SpeedAug: Policy Acceleration via Tempo-Enriched Policy and RL Fine-Tuning
Taewook Nam, Sung Ju Hwang
TL;DR
The paper tackles slow execution of pre-trained robotic policies, which often rely on costly demonstrations for faster behavior. It introduces SpeedAug, a two-stage framework that first pre-trains a diffusion-based policy on speed-augmented demonstrations to encode diverse tempos, then fine-tunes it with RL (DPPO) to converge on safe, fast execution. The key contributions are the tempo-enriched pre-training of a multimodal diffusion policy, and the RL fine-tuning strategy that yields substantial improvements in sample efficiency while preserving high task success.

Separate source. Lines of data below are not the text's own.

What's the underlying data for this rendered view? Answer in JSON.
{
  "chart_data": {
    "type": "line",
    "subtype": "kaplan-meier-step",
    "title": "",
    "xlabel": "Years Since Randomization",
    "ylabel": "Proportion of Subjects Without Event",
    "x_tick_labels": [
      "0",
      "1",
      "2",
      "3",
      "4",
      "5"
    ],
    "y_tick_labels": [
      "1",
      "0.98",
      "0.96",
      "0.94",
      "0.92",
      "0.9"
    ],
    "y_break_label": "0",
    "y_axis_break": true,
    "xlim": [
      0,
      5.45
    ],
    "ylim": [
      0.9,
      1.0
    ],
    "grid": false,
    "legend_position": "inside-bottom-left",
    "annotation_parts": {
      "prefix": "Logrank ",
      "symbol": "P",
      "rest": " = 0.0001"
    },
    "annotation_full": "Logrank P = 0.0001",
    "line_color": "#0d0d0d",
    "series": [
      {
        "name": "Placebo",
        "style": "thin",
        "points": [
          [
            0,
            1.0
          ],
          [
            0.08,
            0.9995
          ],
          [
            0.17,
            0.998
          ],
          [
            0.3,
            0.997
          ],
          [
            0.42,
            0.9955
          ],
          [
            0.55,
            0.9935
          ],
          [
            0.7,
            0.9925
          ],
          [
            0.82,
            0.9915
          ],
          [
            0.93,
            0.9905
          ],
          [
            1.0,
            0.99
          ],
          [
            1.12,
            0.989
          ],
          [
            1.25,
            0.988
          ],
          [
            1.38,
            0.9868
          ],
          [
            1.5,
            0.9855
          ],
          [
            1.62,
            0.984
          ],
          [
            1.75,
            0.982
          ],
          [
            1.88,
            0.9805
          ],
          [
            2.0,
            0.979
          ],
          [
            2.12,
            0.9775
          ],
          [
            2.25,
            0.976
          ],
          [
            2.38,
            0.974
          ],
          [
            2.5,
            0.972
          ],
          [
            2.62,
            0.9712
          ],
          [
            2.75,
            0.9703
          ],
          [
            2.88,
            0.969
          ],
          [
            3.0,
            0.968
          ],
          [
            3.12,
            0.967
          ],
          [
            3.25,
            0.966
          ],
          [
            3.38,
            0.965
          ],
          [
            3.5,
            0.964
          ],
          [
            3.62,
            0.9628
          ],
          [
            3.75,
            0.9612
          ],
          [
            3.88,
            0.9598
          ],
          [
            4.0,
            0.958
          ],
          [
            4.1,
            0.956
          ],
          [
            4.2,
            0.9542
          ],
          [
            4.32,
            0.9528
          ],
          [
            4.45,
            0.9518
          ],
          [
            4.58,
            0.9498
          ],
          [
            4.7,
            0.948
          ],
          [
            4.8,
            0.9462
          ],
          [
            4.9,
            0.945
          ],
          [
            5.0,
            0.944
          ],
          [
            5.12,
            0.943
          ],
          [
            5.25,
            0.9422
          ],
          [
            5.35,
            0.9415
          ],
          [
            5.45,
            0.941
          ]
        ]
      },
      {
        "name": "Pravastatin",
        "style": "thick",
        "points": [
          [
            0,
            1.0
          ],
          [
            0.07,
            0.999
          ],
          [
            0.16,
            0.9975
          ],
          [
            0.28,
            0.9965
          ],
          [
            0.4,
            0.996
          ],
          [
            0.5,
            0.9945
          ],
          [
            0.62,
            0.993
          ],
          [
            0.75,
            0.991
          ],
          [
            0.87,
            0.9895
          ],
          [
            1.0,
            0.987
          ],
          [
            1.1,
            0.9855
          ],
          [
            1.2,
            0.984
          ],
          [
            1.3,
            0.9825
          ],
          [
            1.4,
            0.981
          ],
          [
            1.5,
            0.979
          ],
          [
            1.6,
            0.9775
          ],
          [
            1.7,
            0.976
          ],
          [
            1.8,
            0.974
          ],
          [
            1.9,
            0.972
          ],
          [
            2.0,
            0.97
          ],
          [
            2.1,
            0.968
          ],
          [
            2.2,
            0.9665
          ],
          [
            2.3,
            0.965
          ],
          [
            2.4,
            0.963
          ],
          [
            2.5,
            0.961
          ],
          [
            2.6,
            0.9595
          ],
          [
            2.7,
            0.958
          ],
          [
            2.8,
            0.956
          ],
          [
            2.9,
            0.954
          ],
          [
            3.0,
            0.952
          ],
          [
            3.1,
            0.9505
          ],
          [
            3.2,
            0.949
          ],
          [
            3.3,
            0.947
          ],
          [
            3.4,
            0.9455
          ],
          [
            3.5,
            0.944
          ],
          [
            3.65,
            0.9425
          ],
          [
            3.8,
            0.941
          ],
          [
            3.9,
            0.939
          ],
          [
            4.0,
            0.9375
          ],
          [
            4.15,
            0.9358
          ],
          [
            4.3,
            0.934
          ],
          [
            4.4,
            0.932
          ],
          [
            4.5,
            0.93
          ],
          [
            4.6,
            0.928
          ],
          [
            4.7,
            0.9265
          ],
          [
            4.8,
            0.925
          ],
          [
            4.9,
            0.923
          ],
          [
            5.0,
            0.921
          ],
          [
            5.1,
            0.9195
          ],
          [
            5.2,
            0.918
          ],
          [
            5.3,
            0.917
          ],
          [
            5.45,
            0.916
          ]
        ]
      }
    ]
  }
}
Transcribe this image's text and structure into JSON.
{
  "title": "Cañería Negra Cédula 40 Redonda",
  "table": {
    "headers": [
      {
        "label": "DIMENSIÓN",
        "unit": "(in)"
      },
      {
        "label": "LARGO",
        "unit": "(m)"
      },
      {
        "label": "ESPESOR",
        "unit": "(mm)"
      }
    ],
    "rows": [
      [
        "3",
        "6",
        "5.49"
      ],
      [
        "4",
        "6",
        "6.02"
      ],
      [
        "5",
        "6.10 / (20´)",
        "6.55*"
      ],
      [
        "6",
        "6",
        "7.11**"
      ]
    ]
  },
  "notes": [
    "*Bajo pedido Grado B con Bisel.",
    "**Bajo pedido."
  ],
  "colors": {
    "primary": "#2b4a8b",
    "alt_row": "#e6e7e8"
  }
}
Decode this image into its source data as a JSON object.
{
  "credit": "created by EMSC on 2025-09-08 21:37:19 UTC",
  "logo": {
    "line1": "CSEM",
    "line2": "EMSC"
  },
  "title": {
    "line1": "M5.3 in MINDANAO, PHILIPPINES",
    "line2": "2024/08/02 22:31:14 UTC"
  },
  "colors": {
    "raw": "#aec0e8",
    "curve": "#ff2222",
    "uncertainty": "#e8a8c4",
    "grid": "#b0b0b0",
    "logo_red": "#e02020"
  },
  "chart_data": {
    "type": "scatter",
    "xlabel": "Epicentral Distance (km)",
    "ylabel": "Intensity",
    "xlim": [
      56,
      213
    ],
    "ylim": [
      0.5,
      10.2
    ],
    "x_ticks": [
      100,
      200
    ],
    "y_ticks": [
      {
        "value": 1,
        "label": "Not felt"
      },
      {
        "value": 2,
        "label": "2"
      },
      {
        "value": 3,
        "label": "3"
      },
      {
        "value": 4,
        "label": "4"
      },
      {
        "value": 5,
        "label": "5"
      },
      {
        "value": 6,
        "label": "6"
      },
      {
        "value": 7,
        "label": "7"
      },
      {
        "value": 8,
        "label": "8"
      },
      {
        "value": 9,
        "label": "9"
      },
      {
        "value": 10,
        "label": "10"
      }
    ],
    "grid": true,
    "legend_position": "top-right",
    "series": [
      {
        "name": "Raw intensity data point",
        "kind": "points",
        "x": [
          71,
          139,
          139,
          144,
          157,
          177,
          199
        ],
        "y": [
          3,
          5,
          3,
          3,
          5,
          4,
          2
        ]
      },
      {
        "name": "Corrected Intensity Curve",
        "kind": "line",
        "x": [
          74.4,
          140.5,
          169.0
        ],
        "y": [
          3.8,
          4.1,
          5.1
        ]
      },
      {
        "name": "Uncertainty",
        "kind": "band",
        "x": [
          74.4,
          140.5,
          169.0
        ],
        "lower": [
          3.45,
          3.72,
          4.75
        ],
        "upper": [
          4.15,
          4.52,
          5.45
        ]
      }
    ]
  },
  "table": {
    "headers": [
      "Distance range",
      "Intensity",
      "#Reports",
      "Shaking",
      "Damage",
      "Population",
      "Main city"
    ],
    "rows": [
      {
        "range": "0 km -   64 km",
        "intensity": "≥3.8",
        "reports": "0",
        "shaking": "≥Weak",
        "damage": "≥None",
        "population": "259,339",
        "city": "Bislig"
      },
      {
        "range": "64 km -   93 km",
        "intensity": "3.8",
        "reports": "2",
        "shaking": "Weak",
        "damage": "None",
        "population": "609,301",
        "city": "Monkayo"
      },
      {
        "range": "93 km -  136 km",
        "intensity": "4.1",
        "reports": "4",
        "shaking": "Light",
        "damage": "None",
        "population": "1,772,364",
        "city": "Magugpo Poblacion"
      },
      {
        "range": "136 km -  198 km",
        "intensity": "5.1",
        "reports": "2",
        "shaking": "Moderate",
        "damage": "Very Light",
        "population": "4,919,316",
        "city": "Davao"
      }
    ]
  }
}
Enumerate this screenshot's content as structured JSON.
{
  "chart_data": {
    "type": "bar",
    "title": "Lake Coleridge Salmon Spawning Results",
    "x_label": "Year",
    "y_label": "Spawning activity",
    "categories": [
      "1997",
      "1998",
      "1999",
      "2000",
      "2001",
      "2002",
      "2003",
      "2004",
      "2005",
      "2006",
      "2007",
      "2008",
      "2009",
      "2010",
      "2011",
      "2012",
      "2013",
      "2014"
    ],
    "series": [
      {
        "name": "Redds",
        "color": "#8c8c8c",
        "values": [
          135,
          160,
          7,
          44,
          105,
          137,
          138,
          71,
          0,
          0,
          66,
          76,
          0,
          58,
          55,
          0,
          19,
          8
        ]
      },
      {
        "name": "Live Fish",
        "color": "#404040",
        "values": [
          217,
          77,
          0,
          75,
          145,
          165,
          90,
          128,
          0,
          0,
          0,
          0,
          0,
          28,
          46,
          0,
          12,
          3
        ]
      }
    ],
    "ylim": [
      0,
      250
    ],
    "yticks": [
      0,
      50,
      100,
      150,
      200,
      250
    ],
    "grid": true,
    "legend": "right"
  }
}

Empirical results on Robosuite and Kitchen tasks demonstrate significant speedups with fewer online samples, highlighting practical benefits for accelerated robotic manipulation.
Abstract
Recent advances in robotic policy learning have enabled complex manipulation in real-world environments, yet the execution speed of these policies often lags behind hardware capabilities due to the cost of collecting faster demonstrations. Existing works on policy acceleration reinterpret action sequence for unseen execution speed, thereby encountering distributional shifts from the original demonstrations. Reinforcement learning is a promising approach that adapts policies for faster execution without additional demonstration, but its unguided exploration is sample inefficient. We propose SpeedAug, an RL-based policy acceleration framework that efficiently adapts pre-trained policies for faster task execution. SpeedAug constructs behavior prior that encompasses diverse tempos of task execution by pre-training a policy on speed-augmented demonstrations. Empirical results on robotic manipulation benchmarks show that RL fine-tuning initialized from this tempo-enriched policy significantly improves the sample efficiency of existing RL and policy acceleration methods while maintaining high success rate.